Divide both sides by $abc$. The equation reads $4=\left( 1+\frac{3}{a} \right) \left(1+\frac{3}{b} \right) \left(1+\frac{3}{c} \right)$. If none of $a,b,c=4$, the greatest possible value of $\left( 1+\frac{3}{a} \right) \left(1+\frac{3}{b} \right) \left(1+\frac{3}{c} \right)$ with $a$, $b$, and $c$ not all equal would be $\frac{8}{5} \cdot \frac{8}{5} \cdot \frac{9}{6} < 4$, therefore at least one of them is equal to $4$; WLOG it's $a$. Then we have $\frac{16}{7}=\left(1+\frac{3}{b} \right) \left(1+\frac{3}{c} \right)$ implying that at least one of $b$ and $c$ is divisible by $7$ and is probably equal to $7$ (anything larger would make the product too small); WLOG $b=7$. By substituting this into the previous equation we get, $c=5$ so $a+b+c=4+7+5=16$

First, notice that we can't have $a, b, c \geq 6$, since otherwise \[(a + 3)(b + 3)(c + 3) \leq \left(\frac32a\right) \left(\frac32b\right) \left(\frac32c\right) = \frac{27}{8}abc < 4abc.\]So without loss of generality suppose $a \in \{5, 6\}$. If we set $a = 5$, the equation becomes $20bc = 8(b + 3)(c + 3)$, or $bc - 2b - 2c - 6 = 0$. This rewrites as $(b - 2)(c - 2) = 10$, which gives $(b, c) = (4, 7)$ or vice versa.
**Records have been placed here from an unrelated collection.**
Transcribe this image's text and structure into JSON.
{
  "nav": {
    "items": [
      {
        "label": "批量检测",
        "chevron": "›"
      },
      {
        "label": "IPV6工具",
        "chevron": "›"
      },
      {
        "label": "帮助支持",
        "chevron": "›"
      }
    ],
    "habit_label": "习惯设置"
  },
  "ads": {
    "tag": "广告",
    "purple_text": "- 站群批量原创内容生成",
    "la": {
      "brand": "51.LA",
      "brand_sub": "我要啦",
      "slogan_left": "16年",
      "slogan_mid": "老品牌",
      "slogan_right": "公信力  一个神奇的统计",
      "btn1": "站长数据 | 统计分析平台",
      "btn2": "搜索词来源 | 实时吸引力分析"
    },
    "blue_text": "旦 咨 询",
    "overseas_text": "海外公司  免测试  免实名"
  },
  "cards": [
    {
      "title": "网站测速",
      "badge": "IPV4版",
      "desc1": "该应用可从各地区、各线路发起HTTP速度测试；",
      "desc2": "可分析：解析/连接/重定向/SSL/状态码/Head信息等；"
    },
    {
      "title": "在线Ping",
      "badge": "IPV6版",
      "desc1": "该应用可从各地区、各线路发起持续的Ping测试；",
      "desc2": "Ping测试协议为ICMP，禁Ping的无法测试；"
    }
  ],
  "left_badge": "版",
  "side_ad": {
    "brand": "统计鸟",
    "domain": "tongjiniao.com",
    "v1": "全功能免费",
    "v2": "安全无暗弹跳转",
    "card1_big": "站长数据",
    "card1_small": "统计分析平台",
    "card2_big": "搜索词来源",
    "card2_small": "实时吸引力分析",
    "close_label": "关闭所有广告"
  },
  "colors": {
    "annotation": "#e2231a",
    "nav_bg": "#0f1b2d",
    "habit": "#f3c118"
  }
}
Similarly, $a = 6$ yields \[24bc = 9(b + 3)(c + 3) \implies 25bc - 45b - 45c - 135 = 0\]\[ \implies (5b - 9)(5c - 9) = 216,\]which gives $(b, c) = (2, 45)$ and $(b, c) = (3, 9)$. These are both too small, so the only solutions are $(a, b, c) = (4, 5, 7)$ and permutations. Thus the answer is $4 + 5 + 7 = \fbox{16}$.